Dignity

I used the controversial term, “dignity,” at the end of my last effusion, and I might apologize to those whom it offends. I won’t apologize, of course, “I have too much dignity.” Rather, I shall explain the eccentric way in which I use the term, in this world from which it is largely retired.

To us, at least to those who are woke or equivalent, dignity is something that can be bestowed. It is frequently given as an order, with legal implications. If you don’t recognize, and celebrate, the “dignity” of another person (a sex pervert, for instance) then you are guilty of a “hate crime” and may be prosecuted in law. In this limited sense, dignity is flourishing; there is a huge number of persons who, previously objects of indifference or mere disgust among their neighbours, now qualify for police-enforced dignity.

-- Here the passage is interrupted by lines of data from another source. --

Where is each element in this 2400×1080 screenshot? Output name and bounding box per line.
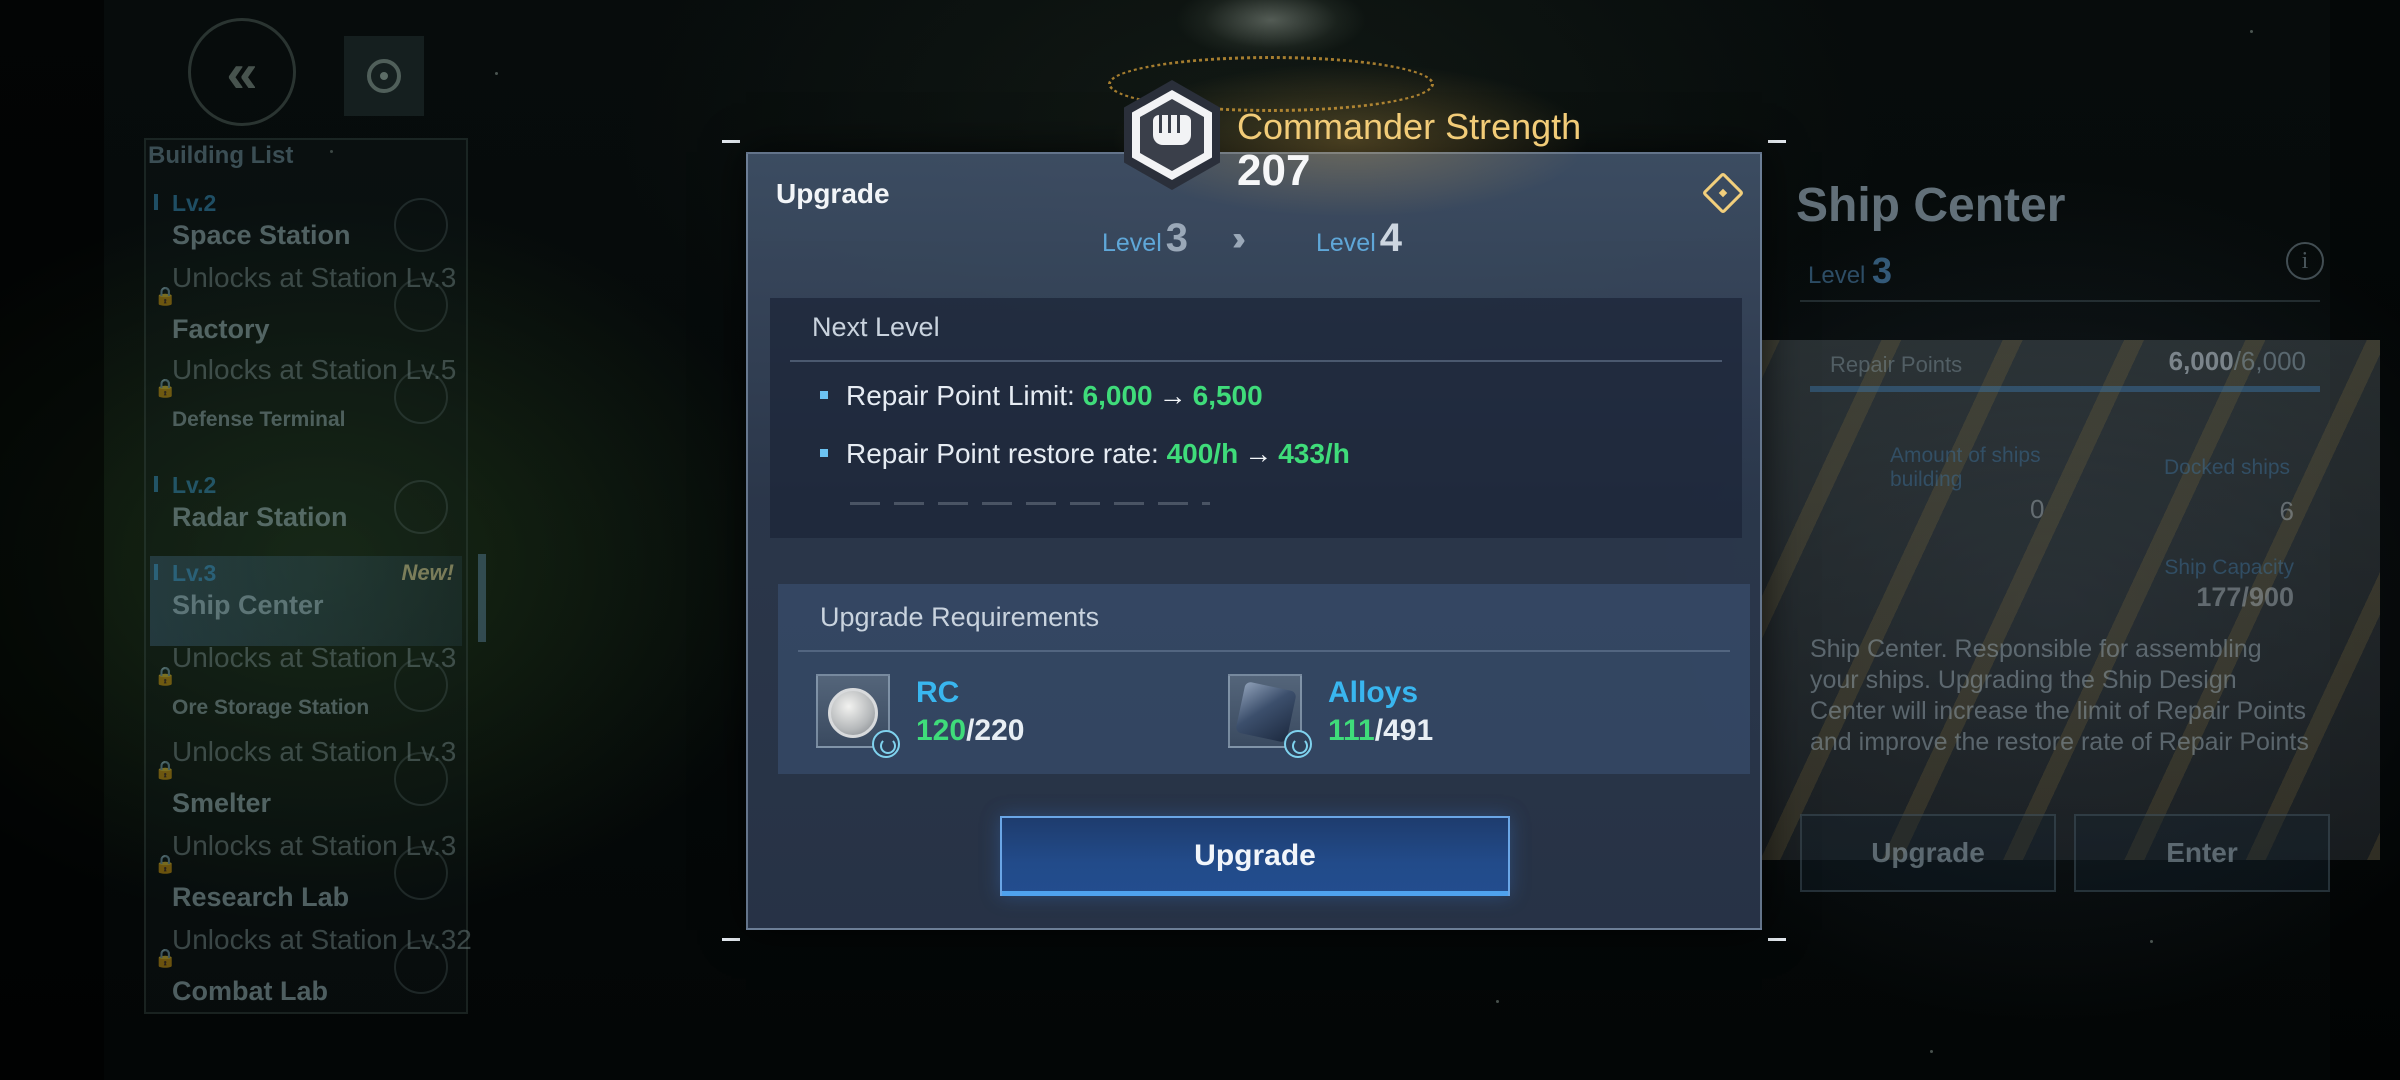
ship-center-panel: Ship Center Level 3 i Repair Points 6,00… — [1760, 160, 2380, 920]
building-item-defense-terminal[interactable]: 🔒 Unlocks at Station Lv.5 Defense Termin… — [150, 354, 462, 448]
target-icon — [367, 59, 401, 93]
building-list-title: Building List — [148, 142, 294, 169]
building-name: Ship Center — [172, 590, 324, 620]
star — [2250, 30, 2253, 33]
resource-qty-alloys: 111/491 — [1328, 714, 1434, 747]
commander-strength-value: 207 — [1237, 146, 1311, 195]
divider — [790, 360, 1722, 362]
stat-repair-point-limit: Repair Point Limit: 6,000 → 6,500 — [820, 380, 1263, 412]
ships-building-label: Amount of ships building — [1890, 444, 2041, 491]
bullet-icon — [820, 448, 828, 457]
cube-badge-icon — [1284, 730, 1312, 758]
ship-center-enter-button[interactable]: Enter — [2074, 814, 2330, 892]
double-chevron-left-icon: « — [226, 40, 258, 104]
building-name: Factory — [172, 314, 270, 344]
stat-cut-off — [820, 498, 1420, 508]
locate-button[interactable] — [344, 36, 424, 116]
building-name: Research Lab — [172, 882, 350, 912]
upgrade-requirements-section: Upgrade Requirements RC 120/220 Alloys 1… — [778, 584, 1750, 774]
docked-ships-value: 6 — [2279, 496, 2294, 526]
divider — [798, 650, 1730, 652]
requirements-title: Upgrade Requirements — [820, 602, 1100, 632]
building-name: Ore Storage Station — [172, 696, 370, 719]
building-item-radar-station[interactable]: Lv.2 Radar Station — [150, 468, 462, 558]
building-item-ore-storage[interactable]: 🔒 Unlocks at Station Lv.3 Ore Storage St… — [150, 642, 462, 736]
next-level-section: Next Level Repair Point Limit: 6,000 → 6,5… — [770, 298, 1742, 538]
left-edge-shade — [0, 0, 104, 1080]
ships-building-value: 0 — [2030, 494, 2045, 524]
next-level-title: Next Level — [812, 312, 940, 342]
double-chevron-right-icon: ››› — [1232, 220, 1246, 258]
building-level: Lv.2 — [172, 472, 217, 498]
resource-name-alloys: Alloys — [1328, 676, 1419, 709]
ship-capacity-value: 177/900 — [2196, 582, 2294, 612]
upgrade-button[interactable]: Upgrade — [1000, 816, 1510, 896]
building-icon — [394, 480, 448, 534]
dialog-title: Upgrade — [776, 178, 890, 209]
ship-center-description: Ship Center. Responsible for assembling … — [1810, 635, 2309, 756]
building-level: Lv.3 — [172, 560, 217, 586]
fist-icon — [1153, 115, 1191, 145]
selection-indicator — [478, 554, 486, 642]
new-badge: New! — [401, 560, 454, 585]
ship-center-level: Level 3 — [1808, 250, 1893, 291]
resource-qty-rc: 120/220 — [916, 714, 1025, 747]
building-name: Space Station — [172, 220, 351, 250]
corner-mark — [1768, 938, 1786, 941]
alloys-icon[interactable] — [1228, 674, 1312, 758]
building-name: Smelter — [172, 788, 272, 818]
building-name: Radar Station — [172, 502, 348, 532]
building-item-factory[interactable]: 🔒 Unlocks at Station Lv.3 Factory — [150, 262, 462, 356]
building-item-combat-lab[interactable]: 🔒 Unlocks at Station Lv.32 Combat Lab — [150, 924, 472, 1018]
building-level: Lv.2 — [172, 190, 217, 216]
current-level: Level 3 — [1102, 216, 1189, 260]
resource-name-rc: RC — [916, 676, 960, 709]
refresh-badge-icon — [872, 730, 900, 758]
info-icon[interactable]: i — [2286, 242, 2324, 280]
ship-center-title: Ship Center — [1796, 179, 2066, 232]
building-icon — [394, 198, 448, 252]
upgrade-dialog: Upgrade Level 3 ››› Level 4 Next Level Rep… — [746, 152, 1762, 930]
bullet-icon — [820, 390, 828, 399]
diamond-close-icon[interactable] — [1701, 171, 1745, 215]
building-item-smelter[interactable]: 🔒 Unlocks at Station Lv.3 Smelter — [150, 736, 462, 830]
stat-repair-point-restore-rate: Repair Point restore rate: 400/h → 433/h — [820, 438, 1350, 470]
corner-mark — [722, 140, 740, 143]
building-icon — [394, 278, 448, 332]
docked-ships-label: Docked ships — [2164, 456, 2291, 479]
building-icon — [394, 370, 448, 424]
rc-coin-icon[interactable] — [816, 674, 900, 758]
ship-center-upgrade-button[interactable]: Upgrade — [1800, 814, 2056, 892]
next-level: Level 4 — [1316, 216, 1403, 260]
repair-points-value: 6,000/6,000 — [2168, 346, 2306, 376]
corner-mark — [722, 938, 740, 941]
star — [495, 72, 498, 75]
commander-strength-label: Commander Strength — [1237, 106, 1582, 147]
divider — [1800, 300, 2320, 302]
ship-capacity-label: Ship Capacity — [2164, 556, 2294, 579]
repair-points-bar — [1810, 386, 2320, 392]
building-name: Combat Lab — [172, 976, 329, 1006]
repair-points-label: Repair Points — [1830, 352, 1963, 377]
star — [1496, 1000, 1499, 1003]
corner-mark — [1768, 140, 1786, 143]
back-button[interactable]: « — [188, 18, 296, 126]
building-icon — [394, 752, 448, 806]
star — [1930, 1050, 1933, 1053]
building-name: Defense Terminal — [172, 408, 346, 431]
building-icon — [394, 658, 448, 712]
building-item-research-lab[interactable]: 🔒 Unlocks at Station Lv.3 Research Lab — [150, 830, 462, 924]
star — [2150, 940, 2153, 943]
building-item-ship-center[interactable]: Lv.3 Ship Center New! — [150, 556, 462, 646]
building-icon — [394, 846, 448, 900]
building-icon — [394, 940, 448, 994]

In my own view, we should follow the hint of Friedrich Hölderlin, the German poet I am now reading through his “later odes.” True, he went mad, either from his anxieties or from his lack of them. Like other harmless madmen of the past (whether or not they could write first-rate Pindarics), he got into the habit of greeting his visitors with an excess of polite deference. Everyone, including rough and semi-literate workmen, and all but his several genuine friends, he addressed as “Your Highness,” or “Your Majesty.”

My own adaptation of this practice is to confer landed titles, in great variety. But this is immodest, for it assumes, from the point of departure, that I am the royalty.

Giving acceptable pronouns to the masses must invite confusion. “Highness” and “Majesty” are, neither of them, gendered terms, and ought to be safe and generally acceptable.

But dignity, in principle, is not something that can be bestowed, let alone demanded, or even earned. It simply is, in and of the person. (Perhaps we could include certain other animals, such as lions, or walruses.) He is dignified if he is not undignified, and the distinction is quite easily made, at a slightly prolonged glance.

The term doesn’t exclusively apply to Christian humans, necessarily, or to members of any other group — whether apparently alive or dead. The worth of it does not extend beyond itself, for the highest award that can be given to a dignified person is (invariably silent) recognition of his dignity.

To the Christian, or to the gentle, all human beings have dignity, or should have, whether born or not yet born, and we live and interact with the world in recognition of this (astounding) fact. We recognize silently, the presence of dignity, and to those determined to conceal their dignity, we offer “no comment.”